Wednesday, November 07, 2012

After the Election: Five Things I Think Are True

1.  Barack Obama is a pretty bad president.  Not apocalyptically, George W. Bush bad, but bad.  And he will be remembered as a bad president.

2.  Barack Obama is a pretty effective candidate.  Certainly better than Mitt Romney.  But then George W. Bush was a pretty good candidate, too.  Bush was a failure as a President, and Obama's failures have much (though not everything) to do with his being coopted by the defense-industrial complex and the prison-industrial complex.  There are ways in which Obama is no better than Bush, because he is no DIFFERENT than Bush.  Obama lied about Gitmo, no wars, and drug policy.  Just flat lied.  As a candidate, you can do that.  As a leader...well, he got away with it.  Because....
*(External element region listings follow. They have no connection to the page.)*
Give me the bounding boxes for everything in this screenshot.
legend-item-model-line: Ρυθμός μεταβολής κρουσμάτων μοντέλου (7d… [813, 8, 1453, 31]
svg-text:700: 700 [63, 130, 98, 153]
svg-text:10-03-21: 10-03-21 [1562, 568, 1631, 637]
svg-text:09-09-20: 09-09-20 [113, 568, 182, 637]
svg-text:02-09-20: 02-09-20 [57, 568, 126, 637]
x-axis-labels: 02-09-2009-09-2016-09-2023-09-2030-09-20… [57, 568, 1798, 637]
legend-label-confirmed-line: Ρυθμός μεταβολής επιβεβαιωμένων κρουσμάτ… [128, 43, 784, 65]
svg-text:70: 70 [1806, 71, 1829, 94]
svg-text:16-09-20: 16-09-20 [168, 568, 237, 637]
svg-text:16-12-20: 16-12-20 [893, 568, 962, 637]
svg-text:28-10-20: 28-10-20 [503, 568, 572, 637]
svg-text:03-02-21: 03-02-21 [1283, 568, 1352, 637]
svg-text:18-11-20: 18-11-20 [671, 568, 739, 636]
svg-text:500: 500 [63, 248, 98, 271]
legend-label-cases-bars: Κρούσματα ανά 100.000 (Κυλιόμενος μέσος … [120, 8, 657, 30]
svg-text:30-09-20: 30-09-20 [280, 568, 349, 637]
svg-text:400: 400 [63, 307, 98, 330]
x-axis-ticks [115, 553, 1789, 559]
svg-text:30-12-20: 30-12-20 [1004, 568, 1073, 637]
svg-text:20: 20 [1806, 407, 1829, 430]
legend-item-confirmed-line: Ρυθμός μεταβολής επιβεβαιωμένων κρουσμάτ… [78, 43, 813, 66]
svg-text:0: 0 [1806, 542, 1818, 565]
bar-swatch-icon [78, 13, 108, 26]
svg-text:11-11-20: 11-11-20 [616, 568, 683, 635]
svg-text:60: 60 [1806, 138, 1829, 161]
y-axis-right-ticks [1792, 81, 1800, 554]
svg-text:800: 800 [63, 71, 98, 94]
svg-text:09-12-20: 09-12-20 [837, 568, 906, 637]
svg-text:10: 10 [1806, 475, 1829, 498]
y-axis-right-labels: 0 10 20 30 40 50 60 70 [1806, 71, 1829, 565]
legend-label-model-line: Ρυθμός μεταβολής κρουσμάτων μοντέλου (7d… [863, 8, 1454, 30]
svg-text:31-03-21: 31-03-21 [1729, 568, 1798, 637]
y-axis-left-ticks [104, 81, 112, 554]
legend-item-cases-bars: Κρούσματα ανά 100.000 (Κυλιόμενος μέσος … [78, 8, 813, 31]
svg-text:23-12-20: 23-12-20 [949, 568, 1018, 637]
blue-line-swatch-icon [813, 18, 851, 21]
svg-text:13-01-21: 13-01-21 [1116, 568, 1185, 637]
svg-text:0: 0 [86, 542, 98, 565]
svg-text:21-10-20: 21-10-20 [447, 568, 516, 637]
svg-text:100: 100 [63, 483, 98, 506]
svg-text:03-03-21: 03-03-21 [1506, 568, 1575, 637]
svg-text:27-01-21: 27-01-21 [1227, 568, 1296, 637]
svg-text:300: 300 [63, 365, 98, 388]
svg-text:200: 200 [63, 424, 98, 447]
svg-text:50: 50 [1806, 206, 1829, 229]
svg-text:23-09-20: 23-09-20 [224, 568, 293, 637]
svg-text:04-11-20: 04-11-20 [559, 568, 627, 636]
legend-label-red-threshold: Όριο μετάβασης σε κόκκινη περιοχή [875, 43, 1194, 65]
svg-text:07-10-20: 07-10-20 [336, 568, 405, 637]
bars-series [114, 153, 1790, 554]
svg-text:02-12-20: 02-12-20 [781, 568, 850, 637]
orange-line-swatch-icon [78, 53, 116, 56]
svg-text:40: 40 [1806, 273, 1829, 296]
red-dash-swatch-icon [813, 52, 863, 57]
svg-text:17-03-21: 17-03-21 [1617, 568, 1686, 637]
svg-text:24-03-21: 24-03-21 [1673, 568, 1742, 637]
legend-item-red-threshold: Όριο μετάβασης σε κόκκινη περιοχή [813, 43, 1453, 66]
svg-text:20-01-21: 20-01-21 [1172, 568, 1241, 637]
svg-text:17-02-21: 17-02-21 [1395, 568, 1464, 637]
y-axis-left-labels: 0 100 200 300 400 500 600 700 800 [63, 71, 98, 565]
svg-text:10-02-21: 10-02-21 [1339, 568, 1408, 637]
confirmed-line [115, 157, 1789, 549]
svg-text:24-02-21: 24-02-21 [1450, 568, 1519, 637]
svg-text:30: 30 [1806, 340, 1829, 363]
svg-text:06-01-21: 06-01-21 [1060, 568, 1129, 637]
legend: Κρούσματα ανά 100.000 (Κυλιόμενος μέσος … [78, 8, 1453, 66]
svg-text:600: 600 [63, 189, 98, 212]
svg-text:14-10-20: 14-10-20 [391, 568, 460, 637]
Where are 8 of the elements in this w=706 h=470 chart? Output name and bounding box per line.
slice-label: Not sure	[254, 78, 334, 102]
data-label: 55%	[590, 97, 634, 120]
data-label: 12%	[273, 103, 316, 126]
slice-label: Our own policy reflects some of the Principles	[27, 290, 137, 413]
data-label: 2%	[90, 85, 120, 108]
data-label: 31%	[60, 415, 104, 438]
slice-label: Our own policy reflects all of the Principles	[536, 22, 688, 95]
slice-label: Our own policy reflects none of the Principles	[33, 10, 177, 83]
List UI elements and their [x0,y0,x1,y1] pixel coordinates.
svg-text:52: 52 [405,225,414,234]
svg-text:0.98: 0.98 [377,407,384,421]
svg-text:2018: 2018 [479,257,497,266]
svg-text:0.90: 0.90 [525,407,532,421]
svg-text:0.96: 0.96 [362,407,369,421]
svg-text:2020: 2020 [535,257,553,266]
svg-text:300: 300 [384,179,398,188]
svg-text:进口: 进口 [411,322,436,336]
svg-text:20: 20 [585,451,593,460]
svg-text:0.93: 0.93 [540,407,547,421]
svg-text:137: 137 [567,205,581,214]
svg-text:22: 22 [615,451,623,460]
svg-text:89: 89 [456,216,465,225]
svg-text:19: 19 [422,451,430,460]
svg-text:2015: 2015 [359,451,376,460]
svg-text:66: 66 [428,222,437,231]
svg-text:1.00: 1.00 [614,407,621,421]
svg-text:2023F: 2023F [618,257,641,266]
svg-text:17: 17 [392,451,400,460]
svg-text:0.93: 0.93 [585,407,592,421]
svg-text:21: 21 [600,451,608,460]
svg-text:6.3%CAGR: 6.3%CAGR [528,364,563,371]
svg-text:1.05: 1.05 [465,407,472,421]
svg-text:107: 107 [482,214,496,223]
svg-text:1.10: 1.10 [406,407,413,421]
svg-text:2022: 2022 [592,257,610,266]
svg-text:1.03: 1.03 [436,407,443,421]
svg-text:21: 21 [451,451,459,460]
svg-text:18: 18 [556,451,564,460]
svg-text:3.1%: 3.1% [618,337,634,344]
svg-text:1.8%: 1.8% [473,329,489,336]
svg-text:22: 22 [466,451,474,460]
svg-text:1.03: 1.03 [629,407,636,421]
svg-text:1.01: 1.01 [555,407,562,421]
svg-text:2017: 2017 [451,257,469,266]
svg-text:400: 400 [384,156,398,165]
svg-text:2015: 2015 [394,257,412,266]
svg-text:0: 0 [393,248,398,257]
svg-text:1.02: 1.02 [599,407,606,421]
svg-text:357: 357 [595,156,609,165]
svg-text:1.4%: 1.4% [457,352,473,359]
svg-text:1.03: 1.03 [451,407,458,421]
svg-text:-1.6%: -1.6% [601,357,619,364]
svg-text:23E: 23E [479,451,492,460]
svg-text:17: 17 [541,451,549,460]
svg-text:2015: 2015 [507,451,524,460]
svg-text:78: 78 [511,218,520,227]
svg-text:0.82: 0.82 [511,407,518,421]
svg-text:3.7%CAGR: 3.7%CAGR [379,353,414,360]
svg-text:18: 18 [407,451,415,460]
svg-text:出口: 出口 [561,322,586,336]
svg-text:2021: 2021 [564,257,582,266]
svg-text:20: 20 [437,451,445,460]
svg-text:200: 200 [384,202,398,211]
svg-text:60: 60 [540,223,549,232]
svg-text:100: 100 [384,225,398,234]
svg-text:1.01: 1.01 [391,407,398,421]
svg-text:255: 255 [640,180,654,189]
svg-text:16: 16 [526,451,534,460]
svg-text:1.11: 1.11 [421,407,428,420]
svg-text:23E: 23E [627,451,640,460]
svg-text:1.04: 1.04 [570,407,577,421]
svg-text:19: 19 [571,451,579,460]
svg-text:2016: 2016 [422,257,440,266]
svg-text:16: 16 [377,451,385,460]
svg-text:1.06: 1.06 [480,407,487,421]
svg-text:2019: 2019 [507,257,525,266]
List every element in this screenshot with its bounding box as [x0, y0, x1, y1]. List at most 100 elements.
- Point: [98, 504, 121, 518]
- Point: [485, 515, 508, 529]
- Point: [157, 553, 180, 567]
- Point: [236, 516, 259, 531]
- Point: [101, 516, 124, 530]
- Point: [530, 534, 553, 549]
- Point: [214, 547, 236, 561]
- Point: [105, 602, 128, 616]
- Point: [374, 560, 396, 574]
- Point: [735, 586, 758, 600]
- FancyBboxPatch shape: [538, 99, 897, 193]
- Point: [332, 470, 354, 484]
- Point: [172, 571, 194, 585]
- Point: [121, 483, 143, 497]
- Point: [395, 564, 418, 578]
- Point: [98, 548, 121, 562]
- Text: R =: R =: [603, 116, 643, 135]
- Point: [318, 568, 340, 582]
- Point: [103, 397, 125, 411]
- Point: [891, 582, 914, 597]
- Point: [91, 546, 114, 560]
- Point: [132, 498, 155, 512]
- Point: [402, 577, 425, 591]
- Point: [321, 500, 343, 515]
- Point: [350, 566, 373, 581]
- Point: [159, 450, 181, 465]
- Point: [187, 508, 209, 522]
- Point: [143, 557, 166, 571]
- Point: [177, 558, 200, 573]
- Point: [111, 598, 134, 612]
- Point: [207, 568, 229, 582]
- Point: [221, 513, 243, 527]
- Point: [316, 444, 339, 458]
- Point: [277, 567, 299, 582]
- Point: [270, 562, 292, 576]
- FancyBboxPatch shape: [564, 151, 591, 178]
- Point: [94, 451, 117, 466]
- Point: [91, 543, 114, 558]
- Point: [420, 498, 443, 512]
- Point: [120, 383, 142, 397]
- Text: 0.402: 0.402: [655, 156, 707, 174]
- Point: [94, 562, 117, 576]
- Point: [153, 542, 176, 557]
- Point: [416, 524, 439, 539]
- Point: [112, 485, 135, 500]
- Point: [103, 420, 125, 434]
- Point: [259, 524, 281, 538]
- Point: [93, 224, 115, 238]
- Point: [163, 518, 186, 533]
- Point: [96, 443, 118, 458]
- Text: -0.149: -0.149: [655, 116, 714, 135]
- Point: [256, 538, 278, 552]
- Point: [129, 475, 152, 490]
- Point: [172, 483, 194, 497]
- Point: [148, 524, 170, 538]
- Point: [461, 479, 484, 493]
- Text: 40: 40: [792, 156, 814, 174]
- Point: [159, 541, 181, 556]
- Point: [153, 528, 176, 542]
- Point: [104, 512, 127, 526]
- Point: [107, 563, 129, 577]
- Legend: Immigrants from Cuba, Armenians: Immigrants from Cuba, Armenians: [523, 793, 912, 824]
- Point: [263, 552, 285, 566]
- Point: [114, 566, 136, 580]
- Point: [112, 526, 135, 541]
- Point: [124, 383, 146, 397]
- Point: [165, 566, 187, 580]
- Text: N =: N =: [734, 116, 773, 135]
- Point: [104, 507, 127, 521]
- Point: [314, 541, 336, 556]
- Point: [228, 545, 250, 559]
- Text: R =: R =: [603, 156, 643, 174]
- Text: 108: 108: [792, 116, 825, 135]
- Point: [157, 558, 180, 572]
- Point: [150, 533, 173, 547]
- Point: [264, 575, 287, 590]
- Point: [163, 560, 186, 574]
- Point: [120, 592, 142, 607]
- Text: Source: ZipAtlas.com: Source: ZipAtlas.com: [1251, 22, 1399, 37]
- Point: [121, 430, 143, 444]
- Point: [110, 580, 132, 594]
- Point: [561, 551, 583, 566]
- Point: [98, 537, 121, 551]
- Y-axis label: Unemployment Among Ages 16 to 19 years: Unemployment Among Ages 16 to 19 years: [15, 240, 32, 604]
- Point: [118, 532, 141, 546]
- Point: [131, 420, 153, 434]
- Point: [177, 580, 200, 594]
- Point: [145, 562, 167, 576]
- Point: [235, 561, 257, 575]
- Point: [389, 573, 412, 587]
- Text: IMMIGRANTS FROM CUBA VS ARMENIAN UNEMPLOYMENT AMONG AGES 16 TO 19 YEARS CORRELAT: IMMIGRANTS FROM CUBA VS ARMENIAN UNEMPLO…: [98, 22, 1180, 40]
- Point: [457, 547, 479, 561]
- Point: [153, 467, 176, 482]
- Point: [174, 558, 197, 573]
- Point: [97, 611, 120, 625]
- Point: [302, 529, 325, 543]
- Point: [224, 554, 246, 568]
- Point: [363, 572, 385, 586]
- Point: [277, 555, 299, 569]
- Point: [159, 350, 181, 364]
3.  Romney is the Republican Kerry.  They are both even from Massachusetts.  Kerry was richer, of course, because he slept his way to great wealth.  But in both cases there was a weak, largely ineffective incumbent who had some campaign skills and was not afraid to lie in order to win. And in both cases, the Kerry / Romney character in this little play lost a race he should have won.  And lost a race that a competent campaigner would have won easily.  If you think I am saying that this makes Obama the Democratic George Bush... I'm not ready to be THAT insulting.  Obama is only incompetent and woefully uninformed about policy, and the way economies work outside of Chicago.

4.  Gary Johnson did NOT cost Romney the election.  There is no story you can tell, even assuming 100% of Johnson voters would have voted for Romney (which is asinine!), where Romney could win the Presidency.  Maybe Florida.  But not Ohio.  Romney lost this by being a goofball, not because of Gary Johnson.

5.  Now, it is quite true that I wish that Johnson had gotten 5%, and that the race had been close enough that Johnson did plausibly cost Romney the election.  Because I still don't think the Republicans get it.  They think that people actually agree with their bigotry, their religious prudery, and their barbaric foreign policy.  And they got enough votes this time to allow them to continue to believe that.  Darn it.

7 comments:

Anonymous said...

Point #5.

Does a party that gets less than 5% of the vote get it? I wish people were more libertarian, but they're not.

What percent of Americans supported the US going into Afghanistan and Iraq? 90% and 70%, respectively. How many pro gay marriage referendums had passed at the state level until yesterday? Zero.

Republicans' "bigotry, religious prudery, and barbaric foreign policy" remain because they reflect a large portion of the voters.

Anthony Downs

QED

Pelsmin said...

Gotta call you on this, Mike. When you refer to Republicans' "bigotry, religious prudery, and barbaric foreign policy," who exactly are you talking about? It's ridiculous to suggest that 30-50% of the population support such views in their leaders. I don't peg you as someone who is mainly informed by social commentary in Vanity Fair, where the idea that Republican Leaders are barbaric racists is taken as fact.
A lot of us have a pretty cynical view of political leaders, but I think their greater faults are more ignorance, self-dealing and demagoguery. In fact, the principles behind the Republican party are admirable -- self-determination, small government, strong defense from foreign dangers. The trouble is that not enough of the leaders truly follow these principles. Mitt Romney seemed pretty free of both the negative traits and, unfortunately, the positive ones. The Democrats' principles are intrinsically problematic; government knows best, property rights are secondary to arbitrary concepts of "social justice," and spending a dollar to fix a window generates 2 dollars in wealth. When their leaders STICK to their principles they are an affront to human dignity and natural rights. Why would you identify the Republicans as the intrinsically malevolent party?

Jon P said...

What Pelsmin said. I think you're very insightful, and you'll always be my favorite guest on Econ Talk, but I really don't see how you arrived at your current position re: bigotry, prudery, barbarism.

TGGP said...

GWB was one of the politicians most attuned to what the masses want (per Martin Gilens). The masses aren't libertarian.

sb said...

Um, yeah, got to say I am pretty disappointed to see Republican voters accused of endorsing bigotry, prudery and barbarism.

That's the kind of caricature I'd expect from Rolling Stone magazine or Michael Moore.

John Thacker said...

What do you think of Pat McCrory? The exits are showing that his margin compared to Romney wasn't by running better with whites (only +2, 70% versus 68%), but by running +9 with blacks, +15 with Hispanics, and +8 with Other versus Romney's totals.

You may not like all his policies, but those are at least not suicidal numbers based on alienating ethnic groups.

Anonymous said...

"Um, yeah, got to say I am pretty disappointed to see Republican voters accused of endorsing bigotry, prudery and barbarism."

An awful lot of people see Republican voters this way. Maybe you could focus some of your disappointment on your party's leaders and candidates.